The First Amendment permits the Company to pay dividends, distributions and make redemptions with respect to its stock provided no event of default or potential default (as defined in the Amended and Restated Credit Agreement) has occurred prior to or after giving effect to the dividend, distribution, or redemption. Dividends, distributions, and redemptions are capped at $4,000,000 per year when funds are drawn on the facility until March 31, 2018, when the maximum Leverage Ratio requirement is 3.25 to 1.00, at which time this limit will increase to $25,000,000. If no drawings on the facility exist, dividends, distributions, and redemptions in excess of $4,000,000 (or $25,000,000, as appropriate) per year are subjected to a limitation of $75,000,000 in the aggregate. The $75,000,000 aggregate limitation also permits certain loans, investments, and acquisitions.

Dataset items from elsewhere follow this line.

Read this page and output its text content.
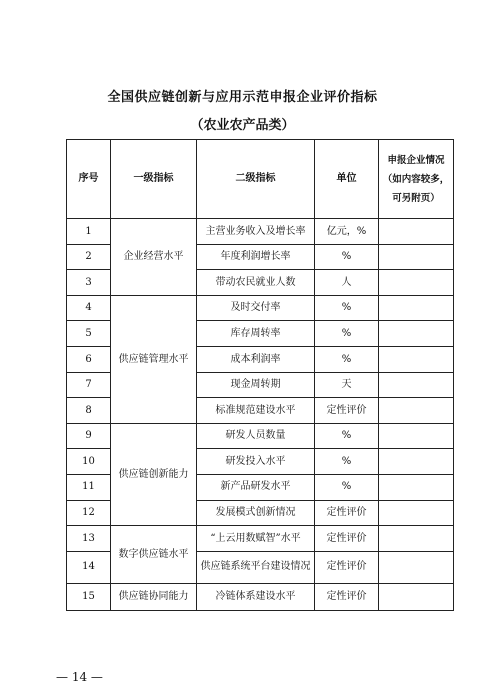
全国供应链创新与应用示范申报企业评价指标
（农业农产品类）
序号	一级指标	二级指标	单位	申报企业情况（如内容较多，可另附页）
1	企业经营水平	主营业务收入及增长率	亿元，%	
2		年度利润增长率	%	
3		带动农民就业人数	人	
4	供应链管理水平	及时交付率	%	
5		库存周转率	%	
6		成本利润率	%	
7		现金周转期	天	
8		标准规范建设水平	定性评价	
9	供应链创新能力	研发人员数量	%	
10		研发投入水平	%	
11		新产品研发水平	%	
12		发展模式创新情况	定性评价	
13	数字供应链水平	“上云用数赋智”水平	定性评价	
14		供应链系统平台建设情况	定性评价	
15	供应链协同能力	冷链体系建设水平	定性评价	
— 14 —
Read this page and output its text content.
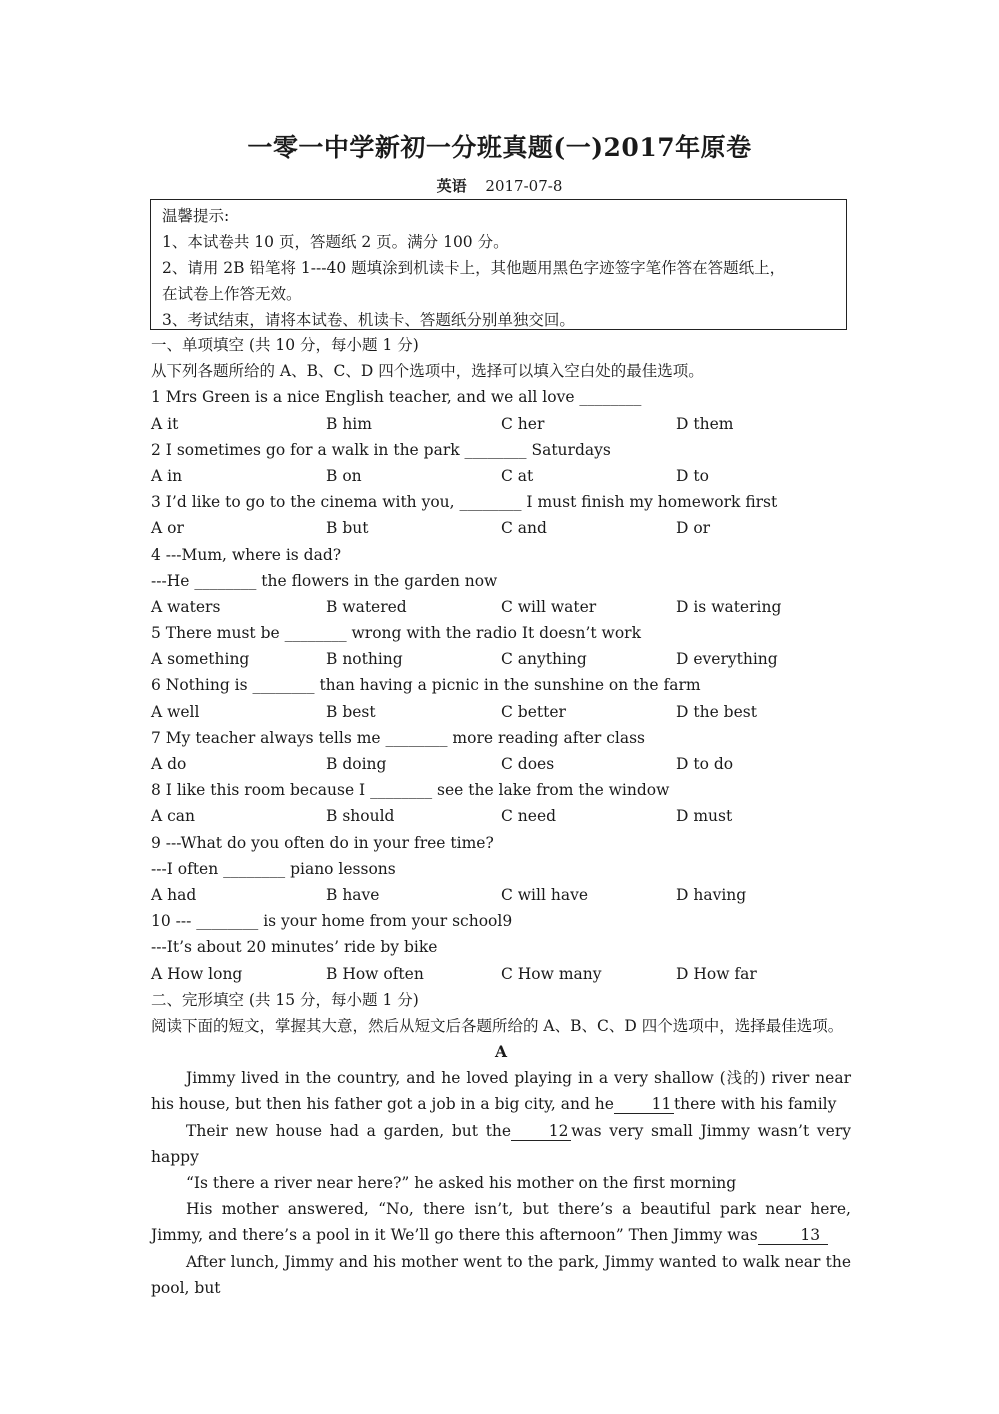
一零一中学新初一分班真题(一)2017年原卷
英语 2017-07-8
温馨提示:
1、本试卷共 10 页，答题纸 2 页。满分 100 分。
2、请用 2B 铅笔将 1---40 题填涂到机读卡上，其他题用黑色字迹签字笔作答在答题纸上，
在试卷上作答无效。
3、考试结束，请将本试卷、机读卡、答题纸分别单独交回。
一、单项填空 (共 10 分，每小题 1 分)
从下列各题所给的 A、B、C、D 四个选项中，选择可以填入空白处的最佳选项。
1 Mrs Green is a nice English teacher, and we all love ________
A it	B him	C her	D them
2 I sometimes go for a walk in the park ________ Saturdays
A in	B on	C at	D to
3 I’d like to go to the cinema with you, ________ I must finish my homework first
A or	B but	C and	D or
4 ---Mum, where is dad?
---He ________ the flowers in the garden now
A waters	B watered	C will water	D is watering
5 There must be ________ wrong with the radio It doesn’t work
A something	B nothing	C anything	D everything
6 Nothing is ________ than having a picnic in the sunshine on the farm
A well	B best	C better	D the best
7 My teacher always tells me ________ more reading after class
A do	B doing	C does	D to do
8 I like this room because I ________ see the lake from the window
A can	B should	C need	D must
9 ---What do you often do in your free time?
---I often ________ piano lessons
A had	B have	C will have	D having
10 --- ________ is your home from your school9
---It’s about 20 minutes’ ride by bike
A How long	B How often	C How many	D How far
二、完形填空 (共 15 分，每小题 1 分)
阅读下面的短文，掌握其大意，然后从短文后各题所给的 A、B、C、D 四个选项中，选择最佳选项。
A
Jimmy lived in the country, and he loved playing in a very shallow (浅的) river near his house, but then his father got a job in a big city, and he 11 there with his family
Their new house had a garden, but the 12 was very small Jimmy wasn’t very happy
“Is there a river near here?” he asked his mother on the first morning
His mother answered, “No, there isn’t, but there’s a beautiful park near here, Jimmy, and there’s a pool in it We’ll go there this afternoon” Then Jimmy was	13
After lunch, Jimmy and his mother went to the park, Jimmy wanted to walk near the pool, but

The First Amendment provides that each of the loan parties and their subsidiaries shall not enter in into any merger, consolidation, or other reorganization, or acquire all or substantially all of the assets, division, business, stock, or other ownership interests or permit any consolidation or merger with an aggregate consideration in excess of $12,000,000 until after March 31, 2018.

 

Item 7.01 Regulation FD Disclosure.

On July 1, 2016, the Company issued a press release announcing the transaction described in Items 1.01 and 2.03 of this Current Report on Form 8-K. A copy of the press release is attached hereto as Exhibit 99.1. The information in this Item 7.01, including exhibit 99.1, is furnished and shall not be deemed “filed” for purposes of Section 18 of the Securities Exchange Act of 1934, or otherwise subject to liabilities under that section, and shall not be deemed to be incorporated by reference into the filings of L.B. Foster under the Securities Act of 1933, as amended, regardless of any general incorporation language in such filings.

 

Item 9.01 Financial Statements and Exhibits.

 

(d) Exhibits

 

99.1    Press Release dated July 1, 2016.
10.1    First Amendment dated June 29, 2016 to Amended and Restated Credit Agreement dated March 13, 2015, between Registrant and PNC Bank N.A., Bank of America, N.A., Wells Fargo Bank, N.A., Citizens Bank of Pennsylvania, and Branch Banking and Trust Company including forms of Security Agreement and Pledge Agreement.


SIGNATURE

Pursuant to the requirements of the Securities Exchange Act of 1934, the Registrant has duly caused this report to be signed on its behalf by the undersigned hereunto duly authorized.

 

   

L.B. Foster Company

(Registrant)

Date: July 1, 2016     /s/ David J. Russo
    David J. Russo
    Senior Vice President, Chief Financial Officer, and Treasurer


EXHIBIT INDEX

 

Exhibit

Number

  

Description

99.1    Press Release dated July 1, 2016.
10.1    First Amendment dated June 29, 2016 to Amended and Restated Credit Agreement dated March 13, 2015, between Registrant and PNC Bank N.A., Bank of America, N.A., Wells Fargo Bank, N.A., Citizens Bank of Pennsylvania, and Branch Banking and Trust Company including forms of Security Agreement and Pledge Agreement.